(425h) Direct Capture of Carbon Dioxide from Seawater Via Novel Hollow Fiber Contactor

Greenhouse gas contributions to global climate change have generated interest in separating carbon dioxide (CO2) from the atmosphere. Oceanic seawater behaves as a natural sink for CO2 and absorbs approximately 40% of atmospheric CO2 dating back to the industrial revolution. Once absorbed into seawater, CO2 primarily exists as bicarbonate ions. Direct ocean capture of CO2 has much potential in the carbon capture space when considering CO2 concentration is 140 times higher in the ocean compared to the atmosphere. Most CO2 seawater removal technologies being researched utilize electrochemical approaches that are energy-intensive and require expensive capital and operational costs.

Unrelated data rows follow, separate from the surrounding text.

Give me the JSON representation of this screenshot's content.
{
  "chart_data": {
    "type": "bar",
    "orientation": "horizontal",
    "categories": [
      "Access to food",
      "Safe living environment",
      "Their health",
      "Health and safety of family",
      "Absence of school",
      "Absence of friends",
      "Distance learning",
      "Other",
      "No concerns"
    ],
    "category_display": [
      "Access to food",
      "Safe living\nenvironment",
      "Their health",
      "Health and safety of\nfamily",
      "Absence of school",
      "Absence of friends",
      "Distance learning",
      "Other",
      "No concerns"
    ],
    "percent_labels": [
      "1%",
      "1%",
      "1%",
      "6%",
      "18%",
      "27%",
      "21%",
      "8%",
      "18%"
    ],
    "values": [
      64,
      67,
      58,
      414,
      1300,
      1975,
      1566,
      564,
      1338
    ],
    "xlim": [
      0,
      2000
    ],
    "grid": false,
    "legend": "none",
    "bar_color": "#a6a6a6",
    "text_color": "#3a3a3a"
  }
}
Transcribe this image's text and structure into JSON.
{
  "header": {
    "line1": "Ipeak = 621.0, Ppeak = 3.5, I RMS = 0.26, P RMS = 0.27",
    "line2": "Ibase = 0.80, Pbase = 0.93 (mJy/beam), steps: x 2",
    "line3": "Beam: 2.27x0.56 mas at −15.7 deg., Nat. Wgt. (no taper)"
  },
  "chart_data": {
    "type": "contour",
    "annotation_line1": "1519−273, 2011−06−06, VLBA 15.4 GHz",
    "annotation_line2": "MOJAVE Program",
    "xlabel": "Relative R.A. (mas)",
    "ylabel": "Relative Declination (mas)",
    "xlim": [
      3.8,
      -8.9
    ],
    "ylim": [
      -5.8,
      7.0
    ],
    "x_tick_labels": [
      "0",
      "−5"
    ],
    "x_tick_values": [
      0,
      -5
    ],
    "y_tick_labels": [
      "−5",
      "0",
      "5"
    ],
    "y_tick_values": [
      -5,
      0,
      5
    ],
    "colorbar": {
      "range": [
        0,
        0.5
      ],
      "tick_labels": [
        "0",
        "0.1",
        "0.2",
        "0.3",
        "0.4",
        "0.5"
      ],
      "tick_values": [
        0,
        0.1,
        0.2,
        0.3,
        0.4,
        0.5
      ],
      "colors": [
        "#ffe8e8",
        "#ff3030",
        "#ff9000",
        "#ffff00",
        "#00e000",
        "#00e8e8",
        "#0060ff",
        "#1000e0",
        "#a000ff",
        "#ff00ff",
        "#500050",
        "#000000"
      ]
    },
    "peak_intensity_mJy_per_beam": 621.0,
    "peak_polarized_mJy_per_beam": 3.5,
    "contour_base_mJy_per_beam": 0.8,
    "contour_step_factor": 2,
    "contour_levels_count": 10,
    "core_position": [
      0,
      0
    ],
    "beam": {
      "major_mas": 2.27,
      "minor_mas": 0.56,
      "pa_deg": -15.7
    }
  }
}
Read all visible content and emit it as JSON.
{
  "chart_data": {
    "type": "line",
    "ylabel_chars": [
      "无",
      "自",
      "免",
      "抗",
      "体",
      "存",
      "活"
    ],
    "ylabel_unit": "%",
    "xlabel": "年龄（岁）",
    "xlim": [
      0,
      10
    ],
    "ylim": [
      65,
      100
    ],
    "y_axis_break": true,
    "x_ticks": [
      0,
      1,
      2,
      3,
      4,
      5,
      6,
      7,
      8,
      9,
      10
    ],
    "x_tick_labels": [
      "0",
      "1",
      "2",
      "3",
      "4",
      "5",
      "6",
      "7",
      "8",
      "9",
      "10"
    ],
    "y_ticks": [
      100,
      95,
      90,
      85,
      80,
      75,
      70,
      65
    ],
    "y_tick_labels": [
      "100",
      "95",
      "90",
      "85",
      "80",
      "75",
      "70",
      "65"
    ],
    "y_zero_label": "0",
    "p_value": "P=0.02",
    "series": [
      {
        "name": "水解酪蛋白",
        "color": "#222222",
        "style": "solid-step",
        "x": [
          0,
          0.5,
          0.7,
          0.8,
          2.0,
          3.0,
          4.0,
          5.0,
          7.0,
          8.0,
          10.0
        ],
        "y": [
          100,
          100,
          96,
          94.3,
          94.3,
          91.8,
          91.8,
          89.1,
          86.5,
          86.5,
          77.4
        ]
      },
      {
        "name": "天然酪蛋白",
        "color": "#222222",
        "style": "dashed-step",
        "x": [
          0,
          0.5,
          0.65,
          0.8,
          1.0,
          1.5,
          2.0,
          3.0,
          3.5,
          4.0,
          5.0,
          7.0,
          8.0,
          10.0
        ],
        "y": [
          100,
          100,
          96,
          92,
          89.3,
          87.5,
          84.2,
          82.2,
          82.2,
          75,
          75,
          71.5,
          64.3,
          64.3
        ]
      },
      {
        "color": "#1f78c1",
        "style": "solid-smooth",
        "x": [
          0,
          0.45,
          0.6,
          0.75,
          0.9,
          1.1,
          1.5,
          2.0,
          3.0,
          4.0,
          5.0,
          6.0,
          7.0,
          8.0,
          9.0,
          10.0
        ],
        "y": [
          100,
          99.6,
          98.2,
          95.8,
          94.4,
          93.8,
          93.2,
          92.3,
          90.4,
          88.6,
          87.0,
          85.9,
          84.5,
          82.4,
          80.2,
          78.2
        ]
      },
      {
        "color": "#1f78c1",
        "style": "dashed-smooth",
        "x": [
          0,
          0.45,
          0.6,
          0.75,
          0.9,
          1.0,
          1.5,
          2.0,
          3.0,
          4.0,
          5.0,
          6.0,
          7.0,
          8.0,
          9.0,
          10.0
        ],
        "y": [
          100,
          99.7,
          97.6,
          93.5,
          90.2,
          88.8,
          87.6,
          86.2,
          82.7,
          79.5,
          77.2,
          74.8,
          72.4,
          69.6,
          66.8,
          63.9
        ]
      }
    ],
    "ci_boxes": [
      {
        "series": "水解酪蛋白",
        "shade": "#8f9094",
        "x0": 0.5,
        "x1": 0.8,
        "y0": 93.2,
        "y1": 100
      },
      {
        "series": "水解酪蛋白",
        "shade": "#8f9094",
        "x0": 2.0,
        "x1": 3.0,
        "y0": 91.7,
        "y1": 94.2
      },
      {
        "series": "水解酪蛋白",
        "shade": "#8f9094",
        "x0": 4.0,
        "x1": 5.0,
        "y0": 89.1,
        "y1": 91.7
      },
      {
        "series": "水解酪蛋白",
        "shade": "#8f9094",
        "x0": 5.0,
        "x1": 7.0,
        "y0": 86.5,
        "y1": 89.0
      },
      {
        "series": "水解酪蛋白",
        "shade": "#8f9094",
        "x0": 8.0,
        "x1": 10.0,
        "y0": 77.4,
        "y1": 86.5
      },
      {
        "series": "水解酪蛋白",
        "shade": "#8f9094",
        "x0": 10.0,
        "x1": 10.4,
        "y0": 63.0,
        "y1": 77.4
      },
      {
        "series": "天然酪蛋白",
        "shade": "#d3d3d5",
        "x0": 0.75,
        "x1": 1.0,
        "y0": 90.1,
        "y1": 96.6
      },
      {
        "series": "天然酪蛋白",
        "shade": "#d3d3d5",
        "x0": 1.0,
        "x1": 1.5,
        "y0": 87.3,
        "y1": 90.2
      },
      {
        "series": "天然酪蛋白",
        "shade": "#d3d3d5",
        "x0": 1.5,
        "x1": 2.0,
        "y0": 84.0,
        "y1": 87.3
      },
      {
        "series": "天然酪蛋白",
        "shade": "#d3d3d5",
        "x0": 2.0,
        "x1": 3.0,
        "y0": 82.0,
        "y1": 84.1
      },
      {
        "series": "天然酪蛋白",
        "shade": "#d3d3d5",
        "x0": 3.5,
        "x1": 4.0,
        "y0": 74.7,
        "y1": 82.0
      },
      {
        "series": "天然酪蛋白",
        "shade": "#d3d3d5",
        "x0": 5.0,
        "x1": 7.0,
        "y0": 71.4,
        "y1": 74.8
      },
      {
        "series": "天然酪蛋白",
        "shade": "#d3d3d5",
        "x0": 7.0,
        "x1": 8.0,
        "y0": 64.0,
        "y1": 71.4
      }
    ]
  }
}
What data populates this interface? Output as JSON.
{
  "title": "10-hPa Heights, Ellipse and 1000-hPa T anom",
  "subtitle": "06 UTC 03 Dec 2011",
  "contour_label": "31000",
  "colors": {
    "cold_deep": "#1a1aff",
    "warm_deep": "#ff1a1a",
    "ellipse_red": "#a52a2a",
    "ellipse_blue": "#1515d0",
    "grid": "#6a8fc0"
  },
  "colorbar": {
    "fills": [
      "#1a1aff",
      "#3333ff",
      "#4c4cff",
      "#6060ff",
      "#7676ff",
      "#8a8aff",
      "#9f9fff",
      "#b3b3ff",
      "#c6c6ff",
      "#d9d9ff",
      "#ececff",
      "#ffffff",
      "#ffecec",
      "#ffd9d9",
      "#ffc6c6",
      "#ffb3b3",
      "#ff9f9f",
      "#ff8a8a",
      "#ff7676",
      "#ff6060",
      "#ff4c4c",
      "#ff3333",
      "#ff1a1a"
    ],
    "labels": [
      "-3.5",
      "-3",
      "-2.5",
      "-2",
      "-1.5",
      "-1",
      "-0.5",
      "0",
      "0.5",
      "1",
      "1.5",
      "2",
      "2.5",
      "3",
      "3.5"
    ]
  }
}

A scalable, cost-efficient process is needed to advance the direct ocean capture space and achieve net-negative carbon emissions. To bridge this gap, a scalable, energy-efficient, hollow fiber sorbent (microporous polyvinylidene fluoride (PVDF)) contactor-based process was designed with low-cost and high surface area to provide high interfacial area for effective CO2 capture from oceanic seawater. To effectively remove bicarbonate ions from seawater, PVDF hollow fibers are first functionalized with bicarbonate selective groups to effectively adsorb bicarbonate ions from solution and achieve this separation. To measure CO2 removal, a carbon dioxide ion selective electrode was utilized. Upon saturation of bicarbonate ions, a pH swing mechanism was employed to regenerate the hollow fibers by desorbing the ions back into solution, allowing for further adsorption. This regeneration process allows for repeated, recycled use of the contactor in a cost-friendly and energy-efficient manner. Results from this work underscore the importance of utilizing bicarbonate selective PVDF hollow fibers in HFMC-based separation processes for effective direct ocean carbon capture and provides a pathway toward practical deployment.